Plus gore, mais pas forcément plus violent, ce nouveau Conan n’atteint certes pas le niveau de son ancêtre, mais réussit pourtant à combler son public, pour peu que l’on aime les biceps, les grosses épées, et les sorcières démoniaques. C’est d’ailleurs ici que réside tout l’intérêt de la pellicule, car finalement, c’est la même chose que l’on voulait avec Vendredi 13, par de fioritures, pas de finesse, juste du splatter et un héros burné qui fonce dans le tas. Certes Momoa ressemble à une caricature, mais il faudra saluer son apparition in extremis dans la série Game of Thrones pour qu’il passe de gros gland à dreads de Stargate à acteur logique pour incarner le rôle, une aubaine !

Bref, Conan est un « remake » ultra-gore, bien plus que ce que l’on aurait pu en attendre d’une production à la base populaire, et démontrant un certain amour de Nispel envers une époque où le cinéma autorisait ce genre de violence sans faire sourciller les organismes de censure.
On pourra lui reprocher des personnages caricaturaux, dont un Stephen Lang qui parait bien terne en comparaison à James Earl Jones, mais le grand méchant se révèle être surtout Rose McGowan, rappelant beaucoup Edea, la sorcière maléfique de Final Fantasy VIII.

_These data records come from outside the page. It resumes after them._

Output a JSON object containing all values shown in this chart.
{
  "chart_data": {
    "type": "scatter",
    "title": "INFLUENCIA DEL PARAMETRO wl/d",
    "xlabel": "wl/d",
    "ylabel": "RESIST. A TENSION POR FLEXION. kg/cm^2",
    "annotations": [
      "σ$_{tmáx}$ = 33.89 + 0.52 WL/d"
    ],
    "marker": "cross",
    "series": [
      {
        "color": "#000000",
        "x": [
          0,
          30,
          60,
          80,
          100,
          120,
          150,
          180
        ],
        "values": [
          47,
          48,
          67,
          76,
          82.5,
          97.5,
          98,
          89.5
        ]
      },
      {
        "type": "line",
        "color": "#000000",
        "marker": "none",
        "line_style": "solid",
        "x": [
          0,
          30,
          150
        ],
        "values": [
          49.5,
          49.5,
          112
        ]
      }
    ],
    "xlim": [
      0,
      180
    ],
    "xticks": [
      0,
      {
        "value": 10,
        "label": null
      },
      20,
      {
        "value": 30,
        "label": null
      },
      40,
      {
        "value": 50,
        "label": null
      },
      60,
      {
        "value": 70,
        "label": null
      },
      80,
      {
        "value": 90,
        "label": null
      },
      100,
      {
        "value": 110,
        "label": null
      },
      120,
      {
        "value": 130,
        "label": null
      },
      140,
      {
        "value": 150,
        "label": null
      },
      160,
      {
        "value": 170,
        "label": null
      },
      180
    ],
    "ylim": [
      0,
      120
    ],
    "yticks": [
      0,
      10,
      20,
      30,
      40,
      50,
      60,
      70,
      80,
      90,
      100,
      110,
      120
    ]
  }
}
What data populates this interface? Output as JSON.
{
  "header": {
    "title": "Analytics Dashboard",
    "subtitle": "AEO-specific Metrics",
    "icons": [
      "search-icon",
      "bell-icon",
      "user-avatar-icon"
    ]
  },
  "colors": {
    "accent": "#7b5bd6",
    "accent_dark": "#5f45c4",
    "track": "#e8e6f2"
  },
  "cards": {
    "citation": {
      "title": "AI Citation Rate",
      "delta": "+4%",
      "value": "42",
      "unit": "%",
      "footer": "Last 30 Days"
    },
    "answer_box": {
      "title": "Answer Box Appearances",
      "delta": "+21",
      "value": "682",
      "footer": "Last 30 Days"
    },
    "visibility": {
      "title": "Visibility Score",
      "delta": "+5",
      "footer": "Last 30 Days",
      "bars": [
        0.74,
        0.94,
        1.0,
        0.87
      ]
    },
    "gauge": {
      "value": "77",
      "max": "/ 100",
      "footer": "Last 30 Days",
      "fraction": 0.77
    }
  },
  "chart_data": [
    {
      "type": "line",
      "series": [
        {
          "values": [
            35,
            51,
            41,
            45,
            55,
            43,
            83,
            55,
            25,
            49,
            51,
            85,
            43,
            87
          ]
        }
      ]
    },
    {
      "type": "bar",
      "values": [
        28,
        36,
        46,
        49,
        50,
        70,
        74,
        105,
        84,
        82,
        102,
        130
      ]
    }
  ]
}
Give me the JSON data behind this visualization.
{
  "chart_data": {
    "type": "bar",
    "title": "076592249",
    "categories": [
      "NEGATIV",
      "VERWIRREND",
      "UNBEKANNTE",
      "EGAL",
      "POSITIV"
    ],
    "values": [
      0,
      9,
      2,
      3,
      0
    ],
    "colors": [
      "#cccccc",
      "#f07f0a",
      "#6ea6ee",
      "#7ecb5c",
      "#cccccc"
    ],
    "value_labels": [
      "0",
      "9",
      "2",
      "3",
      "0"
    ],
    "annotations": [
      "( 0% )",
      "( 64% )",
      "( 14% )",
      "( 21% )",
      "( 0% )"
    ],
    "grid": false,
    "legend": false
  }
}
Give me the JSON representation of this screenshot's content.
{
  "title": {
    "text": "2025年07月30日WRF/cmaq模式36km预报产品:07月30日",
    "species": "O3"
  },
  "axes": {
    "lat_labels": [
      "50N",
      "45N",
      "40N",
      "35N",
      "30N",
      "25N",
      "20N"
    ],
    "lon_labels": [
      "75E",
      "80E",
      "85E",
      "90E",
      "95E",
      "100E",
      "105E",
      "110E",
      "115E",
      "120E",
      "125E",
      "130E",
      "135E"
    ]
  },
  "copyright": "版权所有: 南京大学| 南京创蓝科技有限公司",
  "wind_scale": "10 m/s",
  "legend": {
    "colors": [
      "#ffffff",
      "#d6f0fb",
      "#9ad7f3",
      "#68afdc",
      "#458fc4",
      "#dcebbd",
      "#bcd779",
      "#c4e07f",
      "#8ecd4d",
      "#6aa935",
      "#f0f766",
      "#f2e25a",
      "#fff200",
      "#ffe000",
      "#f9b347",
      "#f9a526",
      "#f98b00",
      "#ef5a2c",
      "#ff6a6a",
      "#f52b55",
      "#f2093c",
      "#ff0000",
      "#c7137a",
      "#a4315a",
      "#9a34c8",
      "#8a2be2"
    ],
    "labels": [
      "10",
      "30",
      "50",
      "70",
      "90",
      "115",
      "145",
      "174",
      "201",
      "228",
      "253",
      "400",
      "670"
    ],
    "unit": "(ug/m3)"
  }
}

Techniquement parlant, l’ensemble assure plutôt bien (hormis pour le maquillage démesurément forcé de Momoa), avec deux grosses scènes qui resteront dans les mémoires, dont le combat contre les hommes de sables ou les serpents géants (clin d’oeil à l’original).
Pour conclure, que vous ayez aimé ou non l’original, ce nouveau Conan saura vous divertir, si tenté que vous sachiez l’appréhender pour ce qu’il est, un simple défouloire sanglant, avec des nichons mais pas de scénario. Si l’impossibilité de créer une barrière entre la pellicule affichant l’acteur Autrichien et celle-ci vous bloque, il ne sera pas étonnant que vous vous fassiez chier devant son amoncellement anarchique de scènes d’actions (qui ont au passage oublié la partie romantique sauvage Conan/Valeria).
Mention spéciale pour Morgan Freeman, inattendu en narrateur et plus souvent habitué aux voix-off de documentaires, donnant un aspect curieusement parodique au tout.